Saudi Arabia, Russia, Qatar, and Venezuela have agreed to freeze oil production at the level of supply produced in January.
But analysts aren’t exactly impressed.
This “output freeze [is] not a game-changer for the Gulf economies,” argued Capital Economics’ Middle East economist Jason Tuvey in a recent note to clients.
As for why this is likely the case, analysts have identified two red flags:
- Production from Russia, Qatar, and Venezuela wasn’t expected to rise much anyway.
- And Iraq and Iran are not mentioned in this agreement.
For starters, people weren’t expecting oil production to rise much this year — and especially not from Russia, Qatar, and Venezuela, which “are already stretching their production limits,” according to Barclays’ Miswin Mahesh and Kevin Norrish.
As Barclays explained in greater depth:
“Russian output, although currently near a post-Soviet peak, is expected to remain flat this year as decline rates catch up. Neither does Qatari output have much potential to increase, and its output has been steadily declining recently. Qatari output in January is at 655 kb/d, far from the 800 kb/d averaged in 2011 and lower than the 668 kb/d averaged in 2015. Venezuelan output is also at risk of falling this year, especially given its need to import light crude and naphtha to blend with its heavy crude production in order to sustain export volumes.”

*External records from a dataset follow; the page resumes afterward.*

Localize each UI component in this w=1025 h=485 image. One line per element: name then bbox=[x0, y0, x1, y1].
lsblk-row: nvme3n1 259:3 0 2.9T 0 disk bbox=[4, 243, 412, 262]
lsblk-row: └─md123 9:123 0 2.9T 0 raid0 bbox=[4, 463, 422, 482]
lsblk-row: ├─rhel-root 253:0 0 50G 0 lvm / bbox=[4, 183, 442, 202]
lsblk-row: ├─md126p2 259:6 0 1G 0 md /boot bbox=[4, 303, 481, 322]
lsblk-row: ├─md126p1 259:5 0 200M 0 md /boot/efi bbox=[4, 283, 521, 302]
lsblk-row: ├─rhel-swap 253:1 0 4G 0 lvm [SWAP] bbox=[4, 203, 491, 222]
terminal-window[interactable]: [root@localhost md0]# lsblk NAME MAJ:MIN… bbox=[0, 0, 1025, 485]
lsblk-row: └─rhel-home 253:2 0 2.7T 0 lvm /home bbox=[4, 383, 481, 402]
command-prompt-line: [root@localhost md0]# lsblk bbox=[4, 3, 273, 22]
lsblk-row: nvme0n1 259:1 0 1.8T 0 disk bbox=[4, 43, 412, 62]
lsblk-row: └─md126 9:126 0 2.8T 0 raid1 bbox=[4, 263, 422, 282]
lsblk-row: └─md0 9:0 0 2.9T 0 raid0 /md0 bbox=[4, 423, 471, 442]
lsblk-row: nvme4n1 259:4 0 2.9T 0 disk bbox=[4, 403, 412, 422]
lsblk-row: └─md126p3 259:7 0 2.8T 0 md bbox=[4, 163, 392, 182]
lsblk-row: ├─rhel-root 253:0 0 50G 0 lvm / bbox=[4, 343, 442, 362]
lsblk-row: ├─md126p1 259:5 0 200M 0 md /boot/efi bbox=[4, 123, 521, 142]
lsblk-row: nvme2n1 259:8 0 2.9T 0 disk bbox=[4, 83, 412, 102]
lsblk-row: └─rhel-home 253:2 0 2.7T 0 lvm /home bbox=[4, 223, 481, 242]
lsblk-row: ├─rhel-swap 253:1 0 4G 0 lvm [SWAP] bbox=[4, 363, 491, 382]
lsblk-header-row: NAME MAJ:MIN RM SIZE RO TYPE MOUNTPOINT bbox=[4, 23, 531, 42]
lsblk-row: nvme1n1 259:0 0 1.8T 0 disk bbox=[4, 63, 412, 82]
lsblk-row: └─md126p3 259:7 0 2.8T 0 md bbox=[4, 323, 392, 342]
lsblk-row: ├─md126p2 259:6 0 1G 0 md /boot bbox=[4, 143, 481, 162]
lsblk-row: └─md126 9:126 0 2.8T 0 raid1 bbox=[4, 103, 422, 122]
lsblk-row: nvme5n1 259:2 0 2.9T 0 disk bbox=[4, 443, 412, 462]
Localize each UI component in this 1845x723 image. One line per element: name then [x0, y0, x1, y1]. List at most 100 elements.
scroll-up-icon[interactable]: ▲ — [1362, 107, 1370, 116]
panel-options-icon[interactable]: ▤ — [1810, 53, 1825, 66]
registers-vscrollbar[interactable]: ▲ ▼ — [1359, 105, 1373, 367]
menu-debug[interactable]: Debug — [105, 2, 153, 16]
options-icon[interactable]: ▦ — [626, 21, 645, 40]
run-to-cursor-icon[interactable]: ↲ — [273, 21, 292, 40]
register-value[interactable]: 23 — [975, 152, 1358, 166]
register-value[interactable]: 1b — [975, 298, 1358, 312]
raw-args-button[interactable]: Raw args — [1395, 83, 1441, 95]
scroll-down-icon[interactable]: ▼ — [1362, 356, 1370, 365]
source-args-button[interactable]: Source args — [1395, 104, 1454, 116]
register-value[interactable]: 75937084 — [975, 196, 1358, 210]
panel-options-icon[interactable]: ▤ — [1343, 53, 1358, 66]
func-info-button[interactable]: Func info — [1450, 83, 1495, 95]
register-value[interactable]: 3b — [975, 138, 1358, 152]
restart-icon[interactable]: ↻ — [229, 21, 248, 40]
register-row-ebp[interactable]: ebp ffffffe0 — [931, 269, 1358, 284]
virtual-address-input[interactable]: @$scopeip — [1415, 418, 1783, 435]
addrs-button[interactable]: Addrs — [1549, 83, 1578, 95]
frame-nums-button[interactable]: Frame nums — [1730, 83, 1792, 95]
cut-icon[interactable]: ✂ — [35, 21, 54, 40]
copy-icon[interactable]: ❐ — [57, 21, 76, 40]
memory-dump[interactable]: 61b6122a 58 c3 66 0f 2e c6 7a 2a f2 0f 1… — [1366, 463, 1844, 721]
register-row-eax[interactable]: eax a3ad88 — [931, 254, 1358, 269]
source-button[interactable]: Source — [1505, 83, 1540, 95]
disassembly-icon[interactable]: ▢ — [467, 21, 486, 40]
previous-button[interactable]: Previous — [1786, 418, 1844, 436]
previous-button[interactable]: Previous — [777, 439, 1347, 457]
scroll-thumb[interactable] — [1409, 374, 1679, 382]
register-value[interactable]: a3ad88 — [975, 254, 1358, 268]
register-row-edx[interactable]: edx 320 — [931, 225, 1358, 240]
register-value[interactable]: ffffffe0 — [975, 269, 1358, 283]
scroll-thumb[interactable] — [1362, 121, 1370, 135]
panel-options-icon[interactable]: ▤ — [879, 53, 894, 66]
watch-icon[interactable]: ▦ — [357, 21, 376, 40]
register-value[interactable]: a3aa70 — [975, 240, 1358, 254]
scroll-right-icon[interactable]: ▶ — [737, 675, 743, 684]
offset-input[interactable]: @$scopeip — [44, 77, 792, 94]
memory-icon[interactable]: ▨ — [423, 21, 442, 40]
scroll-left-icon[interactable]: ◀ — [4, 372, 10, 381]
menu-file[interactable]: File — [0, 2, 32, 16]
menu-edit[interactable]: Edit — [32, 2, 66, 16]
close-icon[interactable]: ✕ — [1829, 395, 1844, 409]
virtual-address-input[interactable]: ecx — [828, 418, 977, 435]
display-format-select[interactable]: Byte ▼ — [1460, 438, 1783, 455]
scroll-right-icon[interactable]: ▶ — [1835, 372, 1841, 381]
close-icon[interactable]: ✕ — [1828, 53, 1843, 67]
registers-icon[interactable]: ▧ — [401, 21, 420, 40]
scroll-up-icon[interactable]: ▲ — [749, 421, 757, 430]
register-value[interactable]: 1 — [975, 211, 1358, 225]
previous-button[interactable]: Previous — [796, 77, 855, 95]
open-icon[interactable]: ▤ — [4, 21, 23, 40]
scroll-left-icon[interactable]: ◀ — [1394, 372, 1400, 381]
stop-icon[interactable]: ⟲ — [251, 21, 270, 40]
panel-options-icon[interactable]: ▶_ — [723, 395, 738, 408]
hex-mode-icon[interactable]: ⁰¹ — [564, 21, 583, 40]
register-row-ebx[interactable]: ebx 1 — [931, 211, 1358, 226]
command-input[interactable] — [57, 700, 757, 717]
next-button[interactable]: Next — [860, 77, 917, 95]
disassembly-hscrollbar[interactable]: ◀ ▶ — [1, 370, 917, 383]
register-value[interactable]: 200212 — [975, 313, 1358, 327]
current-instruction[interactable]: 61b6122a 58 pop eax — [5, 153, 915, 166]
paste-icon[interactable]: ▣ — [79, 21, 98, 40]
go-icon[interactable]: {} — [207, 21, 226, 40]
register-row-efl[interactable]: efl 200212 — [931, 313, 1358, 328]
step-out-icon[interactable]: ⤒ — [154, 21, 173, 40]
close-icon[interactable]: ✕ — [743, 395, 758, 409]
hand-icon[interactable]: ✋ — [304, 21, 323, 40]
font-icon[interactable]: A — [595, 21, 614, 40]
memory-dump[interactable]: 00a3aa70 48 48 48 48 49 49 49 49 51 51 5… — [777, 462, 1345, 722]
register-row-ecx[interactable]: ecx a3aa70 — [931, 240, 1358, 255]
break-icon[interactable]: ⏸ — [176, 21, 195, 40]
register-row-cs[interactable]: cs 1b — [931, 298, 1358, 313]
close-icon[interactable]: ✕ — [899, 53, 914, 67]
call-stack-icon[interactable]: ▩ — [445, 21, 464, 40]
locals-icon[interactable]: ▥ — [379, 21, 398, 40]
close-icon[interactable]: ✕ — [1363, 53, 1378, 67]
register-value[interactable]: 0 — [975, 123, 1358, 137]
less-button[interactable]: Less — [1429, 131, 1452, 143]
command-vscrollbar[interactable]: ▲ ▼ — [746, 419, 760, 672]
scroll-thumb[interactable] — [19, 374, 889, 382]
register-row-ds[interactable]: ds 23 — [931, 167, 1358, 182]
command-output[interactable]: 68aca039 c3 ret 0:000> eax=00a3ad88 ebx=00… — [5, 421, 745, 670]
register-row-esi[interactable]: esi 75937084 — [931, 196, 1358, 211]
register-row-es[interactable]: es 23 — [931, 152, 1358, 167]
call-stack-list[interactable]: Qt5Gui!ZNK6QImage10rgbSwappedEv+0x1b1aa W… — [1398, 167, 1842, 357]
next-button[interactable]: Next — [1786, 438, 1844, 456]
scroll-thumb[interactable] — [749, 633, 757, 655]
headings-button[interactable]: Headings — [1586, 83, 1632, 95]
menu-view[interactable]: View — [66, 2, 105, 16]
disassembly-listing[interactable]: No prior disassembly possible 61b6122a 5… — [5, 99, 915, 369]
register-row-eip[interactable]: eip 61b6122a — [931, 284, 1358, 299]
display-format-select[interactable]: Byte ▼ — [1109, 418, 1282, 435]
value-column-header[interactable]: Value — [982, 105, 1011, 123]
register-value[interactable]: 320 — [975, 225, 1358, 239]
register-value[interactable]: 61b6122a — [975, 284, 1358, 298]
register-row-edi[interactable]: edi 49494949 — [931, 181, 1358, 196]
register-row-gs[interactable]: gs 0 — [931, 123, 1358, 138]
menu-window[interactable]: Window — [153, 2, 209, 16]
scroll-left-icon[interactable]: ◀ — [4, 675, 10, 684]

Secondly, Iran and Iraq are noticeably absent here, as Tuvey noted, which is significant because both countries have the potential to see big production increases.
Iranian exports are already inching higher after the removal of sanctions (although exports are still below pre-sanctions levels), and comments from Iran’s vice president suggest that the country’s exports have expanded to 1.3 mb/d and are expected to to reach 1.5 mb/d around March 20, according to Barclays.
And according to Capital Economics’ Julian Jessop, “Iran has already indicated that it is unwilling to freeze its output until it reaches pre-sanctions levels, which implies an increase of at least 1m bpd still to come.”
Additionally, Barclays noted that Iraq’s output is near record highs of 4.38 mb/d in January.
And while Iraq is often overlooked, back in July JPMorgan analysts argued that, “additional supplies from Iraq are pressuring world oil prices [even] more than Iran at this juncture.”
There have, however, been questions about how easy it is to get oil out of Iraq.
But in any case, even if this latest plan can be implemented, analysts aren’t expecting a huge positive impact on either the oil market or on struggling Middle East economies.
“Overall, any positive oil price impact from this move, beyond a kneejerk covering of short positions, is highly contingent on other key oil producers joining in,” Barclays writes.
“And although the announced plan is the first concrete attempt at limiting output that Saudi Arabia has publicly supported, a lot of hard negotiations lie ahead if it is to prove successful.
Even then the key beneficiaries could turn out to be US tight oil producers.”
Moreover, “for the deal to have any teeth, Saudi Arabia in particular needs to be willing to cut output, not least to offset the increased supply still to come from Iran,” argued Jessop. “The upshot is that the deal leaves plenty of room for disappointment.”
Or as Barclays writes, “these developments officialize what is already happening.”